Envisia Therapeutics announced that it has dosed its first patient in the second cohort of the phase 2 clinical program evaluating the company’s lead product candidate, ENV515, according to a company news release. ENV515 is an extended-release formulation of travoprost that could offer sustained reduction in IOP for more than 6 months after a single dose.
“We are encouraged by our initial clinical experience with ENV515 in glaucoma patients and have rapidly moved into the second cohort of our phase 2 program for advanced testing, which will provide more data in early 2016 to guide next steps for a larger, multicenter, masked trial,” Benjamin Yerxa, president of Envisia, said in teh news release. “The progress of the ENV515 program further supports the potential of the proprietary PRINT technology platform to accelerate drug development for front and back of the eye diseases.”
“Envisia’s novel approach may dramatically change the way we treat glaucoma, especially since poor patient adherence with eye drops is associated with blindness and visual impairment from glaucoma,” Steven L. Mansberger, MD, MPH, Vice-Chair, Director of Glaucoma Services at Devers Eye Institute and lead investigator for the ENV515 phase 2a trial, said in the news release. “This study may provide evidence that one-to-two injections per year of ENV515 in the doctor’s office could control the IOP in most glaucoma patients without the need for them to apply daily eye drops.”

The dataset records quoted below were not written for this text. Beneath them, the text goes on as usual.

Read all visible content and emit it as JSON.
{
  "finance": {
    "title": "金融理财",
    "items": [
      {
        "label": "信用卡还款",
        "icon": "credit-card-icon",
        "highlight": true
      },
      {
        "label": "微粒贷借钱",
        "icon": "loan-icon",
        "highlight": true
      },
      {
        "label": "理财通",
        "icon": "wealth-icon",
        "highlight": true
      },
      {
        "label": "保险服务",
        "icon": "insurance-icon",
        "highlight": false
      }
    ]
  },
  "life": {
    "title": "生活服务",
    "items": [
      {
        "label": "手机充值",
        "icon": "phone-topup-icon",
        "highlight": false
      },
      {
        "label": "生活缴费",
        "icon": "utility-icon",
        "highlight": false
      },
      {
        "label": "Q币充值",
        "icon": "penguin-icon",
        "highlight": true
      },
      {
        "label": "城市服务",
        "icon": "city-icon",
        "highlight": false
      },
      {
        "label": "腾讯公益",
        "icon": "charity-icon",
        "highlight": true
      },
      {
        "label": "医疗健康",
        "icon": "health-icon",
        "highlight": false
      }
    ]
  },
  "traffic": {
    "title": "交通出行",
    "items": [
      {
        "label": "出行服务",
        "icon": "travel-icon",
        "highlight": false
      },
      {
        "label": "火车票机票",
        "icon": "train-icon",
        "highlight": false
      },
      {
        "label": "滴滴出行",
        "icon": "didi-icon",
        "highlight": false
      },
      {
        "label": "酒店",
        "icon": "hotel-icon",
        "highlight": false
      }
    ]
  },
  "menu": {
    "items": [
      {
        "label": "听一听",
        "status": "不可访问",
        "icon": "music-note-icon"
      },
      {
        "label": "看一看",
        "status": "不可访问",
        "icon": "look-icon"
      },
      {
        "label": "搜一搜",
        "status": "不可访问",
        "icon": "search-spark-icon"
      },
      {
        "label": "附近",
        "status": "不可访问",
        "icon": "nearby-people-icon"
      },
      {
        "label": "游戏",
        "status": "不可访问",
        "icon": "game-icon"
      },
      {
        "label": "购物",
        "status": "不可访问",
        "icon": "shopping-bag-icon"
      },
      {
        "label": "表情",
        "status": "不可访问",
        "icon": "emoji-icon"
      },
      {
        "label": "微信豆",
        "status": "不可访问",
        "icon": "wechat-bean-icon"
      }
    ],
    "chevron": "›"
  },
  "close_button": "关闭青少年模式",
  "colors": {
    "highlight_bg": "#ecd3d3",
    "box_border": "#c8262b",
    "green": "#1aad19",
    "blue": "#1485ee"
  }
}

ENV515 is a fully biodegradable proprietary PRINT nanoparticle formulation of a marketed prostaglandin analog that has the potential to lower IOP for more than 6 months from a single dose. ENV515 has the potential to address the issue of poor patient compliance that exists today with daily eye drops and limit the progression of glaucoma that sometimes leads to vision loss. Envisia is also leveraging the company’s unique platform technology to develop products for other leading ocular diseases including age-related macular degeneration (AMD), diabetic macular edema (DME), and ocular inflammation, according to the news release.

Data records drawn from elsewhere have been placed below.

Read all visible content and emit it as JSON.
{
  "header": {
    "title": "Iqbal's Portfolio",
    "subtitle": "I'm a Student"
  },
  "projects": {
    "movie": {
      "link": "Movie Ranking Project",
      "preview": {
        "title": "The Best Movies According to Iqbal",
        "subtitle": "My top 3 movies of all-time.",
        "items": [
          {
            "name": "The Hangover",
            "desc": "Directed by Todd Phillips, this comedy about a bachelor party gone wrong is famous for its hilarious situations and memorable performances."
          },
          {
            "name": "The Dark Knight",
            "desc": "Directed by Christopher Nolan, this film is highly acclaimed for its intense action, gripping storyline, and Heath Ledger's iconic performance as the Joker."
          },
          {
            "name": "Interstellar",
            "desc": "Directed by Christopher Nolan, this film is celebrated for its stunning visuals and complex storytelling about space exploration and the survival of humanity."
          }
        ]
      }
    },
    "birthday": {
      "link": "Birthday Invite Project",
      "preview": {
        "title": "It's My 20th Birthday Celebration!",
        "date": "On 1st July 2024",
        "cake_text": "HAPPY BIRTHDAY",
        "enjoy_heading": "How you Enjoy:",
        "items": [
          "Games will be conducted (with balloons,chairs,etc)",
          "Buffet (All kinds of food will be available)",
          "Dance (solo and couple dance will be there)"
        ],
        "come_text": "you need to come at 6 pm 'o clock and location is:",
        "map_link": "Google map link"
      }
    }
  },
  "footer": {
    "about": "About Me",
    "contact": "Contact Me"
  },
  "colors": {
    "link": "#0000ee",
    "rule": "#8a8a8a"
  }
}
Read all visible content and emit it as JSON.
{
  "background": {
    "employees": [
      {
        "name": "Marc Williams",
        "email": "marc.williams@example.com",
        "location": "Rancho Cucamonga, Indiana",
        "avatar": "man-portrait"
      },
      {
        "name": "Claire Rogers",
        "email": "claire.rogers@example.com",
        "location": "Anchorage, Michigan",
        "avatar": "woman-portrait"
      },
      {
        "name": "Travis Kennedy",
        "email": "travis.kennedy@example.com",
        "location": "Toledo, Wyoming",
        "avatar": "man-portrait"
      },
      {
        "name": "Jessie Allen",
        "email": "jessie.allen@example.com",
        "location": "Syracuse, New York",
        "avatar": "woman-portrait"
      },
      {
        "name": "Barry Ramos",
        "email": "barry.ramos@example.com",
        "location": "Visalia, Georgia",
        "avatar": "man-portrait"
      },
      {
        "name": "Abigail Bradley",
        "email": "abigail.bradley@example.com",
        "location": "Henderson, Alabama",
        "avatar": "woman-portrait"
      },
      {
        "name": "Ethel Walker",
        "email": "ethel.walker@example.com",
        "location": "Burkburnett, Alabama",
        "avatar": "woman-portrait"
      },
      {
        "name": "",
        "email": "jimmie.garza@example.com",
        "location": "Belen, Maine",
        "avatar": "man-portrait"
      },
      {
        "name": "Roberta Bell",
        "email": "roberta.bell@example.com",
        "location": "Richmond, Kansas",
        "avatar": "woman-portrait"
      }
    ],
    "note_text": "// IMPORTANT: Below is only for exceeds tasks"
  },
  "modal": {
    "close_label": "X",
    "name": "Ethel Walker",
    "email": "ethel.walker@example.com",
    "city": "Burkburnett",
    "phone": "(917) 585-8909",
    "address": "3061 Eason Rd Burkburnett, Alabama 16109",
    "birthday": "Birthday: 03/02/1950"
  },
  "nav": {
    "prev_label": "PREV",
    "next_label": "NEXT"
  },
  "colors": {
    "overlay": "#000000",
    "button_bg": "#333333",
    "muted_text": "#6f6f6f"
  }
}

Initial clinical data from the first cohort were presented during the 2015 American Academy of Ophthalmology (AAO) annual meeting in Las Vegas, November 13-17, 2015. At that meeting, Dr. Mansberger presented data that showed ENV515, administered as a single dose, achieved its primary efficacy endpoint, a change from baseline in diurnal IOP at Day 25 (-6.7 mmHg or -28%, P<0.001, n=10), with comparable efficacy to once-daily TRAVATAN Z (travoprost ophthalmic solution) (-6.6 mmHg or -28%, n=21). ENV515 additionally demonstrated a strong safety profile and a sustained IOP-lowering effect over 25 days after a single dose.